Recent debate in New Zealand about LNG has focused heavily on cost, global markets and uncertainty. These are valid considerations. But the more fundamental question is what our energy system will require over the next decade, and how we manage those requirements in a practical way.
Gas remains an essential fuel for supporting a highly renewable and resilient electricity grid, to power New Zealand’s economy and keep our households warm and comfortable.
In the winter of 2024 we saw New Zealand’s energy system pushed right to the limit. Too little rain, not much wind and constrained gas supplies drove wholesale electricity prices up to more than $800 per megawatt hour.
How do we avoid it happening again? PwC’s 2026 Gas Supply & Demand Study sets out the challenges, and how we can work to create a more resilient electricity sector supported by gas.
Energy reliability will depend on a range of solutions
Gas production in New Zealand has fallen faster than expected in recent years, which is a problem because gas has been our country’s backup energy source in dry years.
PwC projects that New Zealand’s gas supply will fall by a further 50% by 2035. With OMV indicating that the Maui gas field will cease production by the end of 2026, we may also see significant changes to industrial gas demand. This includes users such as Methanex, which has historically reduced its gas consumption during periods of tight supply, freeing up gas for electricity generation when it is needed most. Without this supply buffer our energy system would likely become less flexible and more exposed to electricity price volatility, particularly during winter peaks or when renewable generation is low. Beyond system flexibility, high energy prices are already affecting economic activity, with major industrial closures in recent years citing energy costs as a contributing factor. For example, after the winter of 2024, two paper mills in Ruapehu closed permanently, citing ‘high energy prices’.
While we need to continue to grow our use of renewable energy, we don’t yet have a renewable dry-year solution. So, in the near term, shortages of domestic gas could disrupt businesses and households. Over the next decade, a range of energy options can help keep energy reliable and affordable in New Zealand.
iStock image of LNG tanker anchored in Gas terminal gas tanks for storage
LNG is an insurance policy
Importing Liquefied Natural Gas (LNG) should be viewed as insurance. Just like insuring your home, it can feel costly when nothing goes wrong, but it looks like great value if an unexpected or rare event occurs.
The PwC report refers to findings by Sense Partners, which found that an LNG terminal could add over $1 billion to New Zealand's GDP, around $700 million to government tax revenue, and around 5,000 more jobs to national employment.
On the flip side, without LNG, New Zealand will need to rely more heavily on coal and diesel for electricity backup. That translates into higher greenhouse gas emissions and potentially more volatile energy prices for our homes and businesses.
Imported LNG gives us an additional energy option that we can fire up when domestic production or hydro conditions can’t meet demand.
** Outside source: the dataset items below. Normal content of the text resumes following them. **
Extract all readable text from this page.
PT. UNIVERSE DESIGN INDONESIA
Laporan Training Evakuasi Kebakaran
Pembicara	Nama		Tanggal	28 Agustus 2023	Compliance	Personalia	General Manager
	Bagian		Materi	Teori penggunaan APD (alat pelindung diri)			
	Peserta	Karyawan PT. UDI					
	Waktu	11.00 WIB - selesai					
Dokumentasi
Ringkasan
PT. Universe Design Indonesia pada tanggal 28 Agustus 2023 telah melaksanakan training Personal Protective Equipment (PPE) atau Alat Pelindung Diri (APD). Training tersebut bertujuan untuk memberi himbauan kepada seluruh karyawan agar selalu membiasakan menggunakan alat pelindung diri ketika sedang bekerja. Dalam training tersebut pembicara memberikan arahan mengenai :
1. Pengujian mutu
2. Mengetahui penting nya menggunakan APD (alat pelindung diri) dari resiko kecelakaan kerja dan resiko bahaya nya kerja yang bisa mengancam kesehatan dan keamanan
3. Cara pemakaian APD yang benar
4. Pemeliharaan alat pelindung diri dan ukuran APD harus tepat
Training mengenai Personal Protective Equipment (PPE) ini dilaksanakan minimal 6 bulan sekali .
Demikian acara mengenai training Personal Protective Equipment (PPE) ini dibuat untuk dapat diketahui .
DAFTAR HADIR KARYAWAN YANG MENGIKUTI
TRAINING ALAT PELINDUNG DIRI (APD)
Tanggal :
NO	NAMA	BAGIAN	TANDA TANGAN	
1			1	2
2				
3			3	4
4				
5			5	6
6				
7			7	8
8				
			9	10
On-demand gas reduces the likelihood of energy price spikes and lowers the risk of brownouts. Just as importantly, it gives businesses confidence to invest and operate in New Zealand, knowing that we have a range of fuel options available.
The EU already uses imported LNG to combat power shortages. In Europe, LNG is enabling a pivot away from Russian gas, insulating the region from certain geopolitical risks. Like New Zealand, both Brazil and Colombia generate more than 60% of their electricity from hydropower. These countries both use LNG imports to help manage dry periods. Australia has an LNG terminal under construction in Port Kembla, NSW to help it bridge the gap between renewables and demand while it develops more renewable generation.
Energy resilience is a foundation for economic stability
LNG does not alter New Zealand’s gas transition endpoint or net zero ambitions, the PwC report notes. Having LNG as an option supports an orderly energy transition, giving New Zealand time for its renewable build-out, network upgrades, and consumer investments. It can be scaled to firm new renewables or support new industrial demand and can also respond to changes in New Zealand’s domestic gas production.
Energy resilience is not a luxury. It is a foundation for economic stability. That is why adding new fuel options like LNG will help to ensure future prosperity. More options mean less volatility, fewer forced shutdowns, and avoiding long-term erosion of industrial capability and economic stress.